Caso teve início com uma freira do Paraná que foi impedida de usar hábito para a CNH
O Supremo Tribunal Federal (STF) decidiu, por unanimidade, que a Constituição Federal assegura o direito de utilização de roupas e acessórios relacionados à crença ou à religião nas fotos de documentos oficiais, desde que não impeçam a adequada identificação da pessoa. O julgamento foi concluído em 17 de abril.
A tese foi defendida pela Defensoria Pública da União (DPU), que ingressou na ação como amicus curiae (amigo da corte) para contribuir tecnicamente e fornecer subsídios ao órgão julgador na defesa da liberdade religiosa. A decisão do Tribunal tem repercussão geral e deve ser seguida tanto pela Administração Pública quanto pelos demais órgãos julgadores.
O caso teve início quando uma freira do Paraná foi impedida de usar o hábito religioso em foto para a Carteira Nacional de Habilitação (CNH). O Ministério Público Federal (MPF) ajuizou uma Ação Civil Pública contra a União e o Departamento de Trânsito do Estado do Paraná (Detran/PR).
A base para a proibição foi uma portaria do Departamento de Trânsito e a Resolução 192/2006 do Conselho Nacional de Trânsito (Contran) que vedam o uso de qualquer acessório cobrindo a cabeça ou parte do rosto na fotografia oficial de documento de identificação civil.
O juiz de 1ª instância e o Tribunal Regional Federal da 4ª Região, em recurso, deram razão à freira, por entenderem que o véu não impedia a sua correta identificação. A União recorreu então ao STF, com o argumento de que, caso se permitisse o uso de vestimenta religiosa em fotografia para documento oficial, as pessoas religiosas estariam sendo dispensadas de cumprir obrigação imposta a todos.
Julgamento
O julgamento teve início no dia 8 de fevereiro, quando o relator, ministro Luís Roberto Barroso, apresentou relatório e, em seguida, as partes, as entidades e as instituições admitidas como interessadas no processo realizaram suas sustentações orais.
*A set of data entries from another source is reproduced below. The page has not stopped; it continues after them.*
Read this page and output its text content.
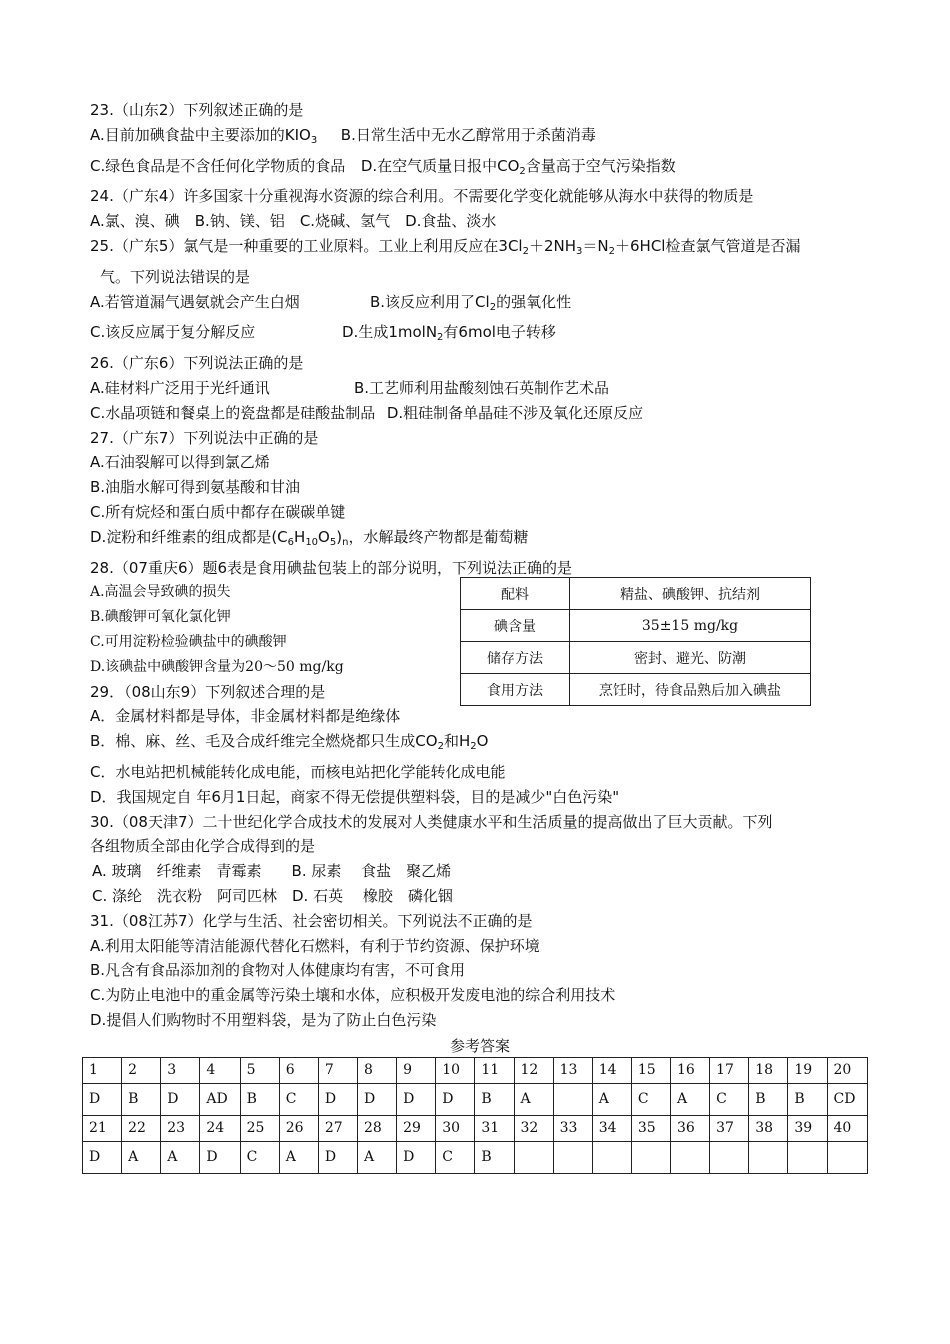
23.（山东2）下列叙述正确的是
A.目前加碘食盐中主要添加的$KIO_3$ B.日常生活中无水乙醇常用于杀菌消毒
C.绿色食品是不含任何化学物质的食品 D.在空气质量日报中$CO_2$含量高于空气污染指数
24.（广东4）许多国家十分重视海水资源的综合利用。不需要化学变化就能够从海水中获得的物质是
A.氯、溴、碘　B.钠、镁、铝　C.烧碱、氢气　D.食盐、淡水
25.（广东5）氯气是一种重要的工业原料。工业上利用反应在$3Cl_2+2NH_3=N_2+6HCl$检查氯气管道是否漏
气。下列说法错误的是
A.若管道漏气遇氨就会产生白烟	B.该反应利用了$Cl_2$的强氧化性
C.该反应属于复分解反应	D.生成1molN$_2$有6mol电子转移
26.（广东6）下列说法正确的是
A.硅材料广泛用于光纤通讯	B.工艺师利用盐酸刻蚀石英制作艺术品
C.水晶项链和餐桌上的瓷盘都是硅酸盐制品 D.粗硅制备单晶硅不涉及氧化还原反应
27.（广东7）下列说法中正确的是
A.石油裂解可以得到氯乙烯
B.油脂水解可得到氨基酸和甘油
C.所有烷烃和蛋白质中都存在碳碳单键
D.淀粉和纤维素的组成都是$(C_6H_{10}O_5)_n$，水解最终产物都是葡萄糖
28.（07重庆6）题6表是食用碘盐包装上的部分说明，下列说法正确的是
A.高温会导致碘的损失
B.碘酸钾可氧化氯化钾
C.可用淀粉检验碘盐中的碘酸钾
D.该碘盐中碘酸钾含量为20～50 mg/kg
29．（08山东9）下列叙述合理的是
配料	精盐、碘酸钾、抗结剂
碘含量	35±15 mg/kg
储存方法	密封、避光、防潮
食用方法	烹饪时，待食品熟后加入碘盐
A．金属材料都是导体，非金属材料都是绝缘体
B．棉、麻、丝、毛及合成纤维完全燃烧都只生成$CO_2$和$H_2O$
C．水电站把机械能转化成电能，而核电站把化学能转化成电能
D．我国规定自 年6月1日起，商家不得无偿提供塑料袋，目的是减少"白色污染"
30.（08天津7）二十世纪化学合成技术的发展对人类健康水平和生活质量的提高做出了巨大贡献。下列
各组物质全部由化学合成得到的是
A. 玻璃　纤维素　青霉素　　B. 尿素　 食盐　聚乙烯
C. 涤纶　洗衣粉　阿司匹林　D. 石英　 橡胶　磷化铟
31.（08江苏7）化学与生活、社会密切相关。下列说法不正确的是
A.利用太阳能等清洁能源代替化石燃料，有利于节约资源、保护环境
B.凡含有食品添加剂的食物对人体健康均有害，不可食用
C.为防止电池中的重金属等污染土壤和水体，应积极开发废电池的综合利用技术
D.提倡人们购物时不用塑料袋，是为了防止白色污染
参考答案
1	2	3	4	5	6	7	8	9	10	11	12	13	14	15	16	17	18	19	20
D	B	D	AD	B	C	D	D	D	D	B	A		A	C	A	C	B	B	CD
21	22	23	24	25	26	27	28	29	30	31	32	33	34	35	36	37	38	39	40
D	A	A	D	C	A	D	A	D	C	B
O defensor público federal Claudionor Barros Leitão fez a defesa da tese de que a Constituição Federal estabelece o dever do Estado de garantir a liberdade religiosa, o que incluiria permitir a utilização dos trajes religiosos em documentos oficiais.
Para o defensor, “a liberdade religiosa faz parte da essência da dignidade da pessoa humana e foi erigida à condição de cláusula pétrea pela Constituição Federal de 1988, devendo as obrigações impostas à coletividade se legitimarem a partir de critérios razoáveis e proporcionais”.
Ainda segundo ele, “o uso do hábito religioso ou, de forma mais ampla, o exercício da liberdade religiosa, não causa, de nenhuma forma, prejuízo à identificação civil das pessoas, já que, independentemente da modalidade de identificação a que a pessoa é exposta, a sua crença poderá ser respeitada de forma integral sem prejuízo às suas características pessoais”.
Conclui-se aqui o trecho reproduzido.